The skies grew black in the middle of the day as the Moon slipped in front of the Sun and aligned with the Earth, blotting out the sunshine that just moments earlier had swathed the island's silent, ancient stone guardians.

Applause erupted from thousands of stargazers who began gathering days ago on this remote Chilean outpost for the rare four-minute, 41-second eclipse yesterday.

"It was like being in the stadium at night with artificial light. It was like being in a dark room with a 10-watt bulb," awe-struck local official Francisco Haoa said to a news agency.

"It started with a shadow. The skies were perfectly blue, with lots of wind that chased away the clouds.

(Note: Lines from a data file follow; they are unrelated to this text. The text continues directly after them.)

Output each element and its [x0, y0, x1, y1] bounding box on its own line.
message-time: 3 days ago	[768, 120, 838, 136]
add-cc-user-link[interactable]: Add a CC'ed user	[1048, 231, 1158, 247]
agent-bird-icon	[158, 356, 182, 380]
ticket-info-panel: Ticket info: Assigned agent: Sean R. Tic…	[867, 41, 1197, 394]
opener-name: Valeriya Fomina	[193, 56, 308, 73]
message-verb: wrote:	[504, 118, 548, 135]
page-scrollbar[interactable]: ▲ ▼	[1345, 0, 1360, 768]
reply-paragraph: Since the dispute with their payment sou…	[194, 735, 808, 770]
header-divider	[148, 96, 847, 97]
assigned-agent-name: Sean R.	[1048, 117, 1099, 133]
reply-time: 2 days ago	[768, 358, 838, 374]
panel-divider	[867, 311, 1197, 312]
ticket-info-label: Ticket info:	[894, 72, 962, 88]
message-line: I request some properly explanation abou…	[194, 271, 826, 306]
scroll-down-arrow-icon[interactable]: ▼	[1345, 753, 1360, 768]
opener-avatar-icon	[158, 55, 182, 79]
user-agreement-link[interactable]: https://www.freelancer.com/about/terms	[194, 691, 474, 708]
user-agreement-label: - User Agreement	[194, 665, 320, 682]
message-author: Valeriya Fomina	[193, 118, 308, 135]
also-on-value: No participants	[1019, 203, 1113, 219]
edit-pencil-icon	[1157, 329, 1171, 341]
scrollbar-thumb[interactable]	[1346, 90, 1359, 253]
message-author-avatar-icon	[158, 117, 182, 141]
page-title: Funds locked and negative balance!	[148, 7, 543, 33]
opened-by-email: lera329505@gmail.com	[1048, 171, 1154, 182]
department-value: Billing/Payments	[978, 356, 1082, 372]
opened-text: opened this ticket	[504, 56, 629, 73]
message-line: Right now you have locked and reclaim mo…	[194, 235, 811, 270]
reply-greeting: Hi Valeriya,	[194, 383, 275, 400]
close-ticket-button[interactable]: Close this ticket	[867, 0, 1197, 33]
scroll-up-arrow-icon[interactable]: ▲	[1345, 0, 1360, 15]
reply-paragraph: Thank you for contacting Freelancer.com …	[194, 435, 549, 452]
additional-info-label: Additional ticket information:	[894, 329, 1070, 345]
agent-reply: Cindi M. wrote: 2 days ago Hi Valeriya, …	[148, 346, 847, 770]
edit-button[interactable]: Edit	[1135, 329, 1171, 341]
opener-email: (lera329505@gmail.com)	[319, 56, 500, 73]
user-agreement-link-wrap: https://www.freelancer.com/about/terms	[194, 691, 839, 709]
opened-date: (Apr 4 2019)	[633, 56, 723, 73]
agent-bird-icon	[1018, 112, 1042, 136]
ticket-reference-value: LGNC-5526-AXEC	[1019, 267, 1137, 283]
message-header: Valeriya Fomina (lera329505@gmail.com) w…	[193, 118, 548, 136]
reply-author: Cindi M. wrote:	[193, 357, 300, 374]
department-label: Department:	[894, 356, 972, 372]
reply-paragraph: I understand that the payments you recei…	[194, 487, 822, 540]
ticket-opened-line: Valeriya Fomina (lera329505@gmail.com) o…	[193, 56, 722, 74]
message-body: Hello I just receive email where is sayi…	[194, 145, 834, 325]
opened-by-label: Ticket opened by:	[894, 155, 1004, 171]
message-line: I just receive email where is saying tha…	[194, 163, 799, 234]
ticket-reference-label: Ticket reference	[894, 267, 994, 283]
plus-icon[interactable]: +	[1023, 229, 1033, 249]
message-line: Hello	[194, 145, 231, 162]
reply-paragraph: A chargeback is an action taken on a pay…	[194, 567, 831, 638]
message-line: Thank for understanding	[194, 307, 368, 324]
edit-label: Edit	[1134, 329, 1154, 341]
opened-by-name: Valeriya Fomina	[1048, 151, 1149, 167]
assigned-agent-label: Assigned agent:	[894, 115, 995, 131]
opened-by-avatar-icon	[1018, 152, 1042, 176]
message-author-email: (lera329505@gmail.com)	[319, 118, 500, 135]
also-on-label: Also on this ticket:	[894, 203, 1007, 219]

Everyone applauded.

"We saw a luminous object near here and people started saying they were sure it was a UFO."

In Tahiti, where the solar eclipse began its trek, the effect was so stunning that crowds of football-mad Polynesians turned away from the World Cup final on their television screens to look to the skies instead.

"It was like the Sun was smiling," said eight-year-old Hinanui. "The Sun seemed like a horizontal crescent, then the Moon covered up the bottom of the Sun, which reappeared again as a crescent."

Opticians and pharmacies sold more than 120,000 pairs of protective eye-wear in Tahiti, which has 260,000 inhabitants, and warned of the dangers of vision loss if people looked directly at the eclipse.

Beginning at 1815 GMT, when the umbra or shadow fell about 700 kilometres southeast of Tonga, the eclipse zipped in an easterly arc, cloaking Easter Island at 2011 GMT.

It finished with a pass across southern Chile and Argentina, where it came to an end at 2052 GMT, just before nightfall in Patagonia.

An estimated 4,000 tourists, scientists, photographers, filmmakers and journalists flocked to this World Heritage site of only 160 square kilometres, doubling the barren island's population.

The Sun is 400 times wider than the Moon, but it is also 400 times farther away. Because of the symmetry, the lunar umbra that falls on the face of the Earth is exactly wide enough to cover the face of the Sun.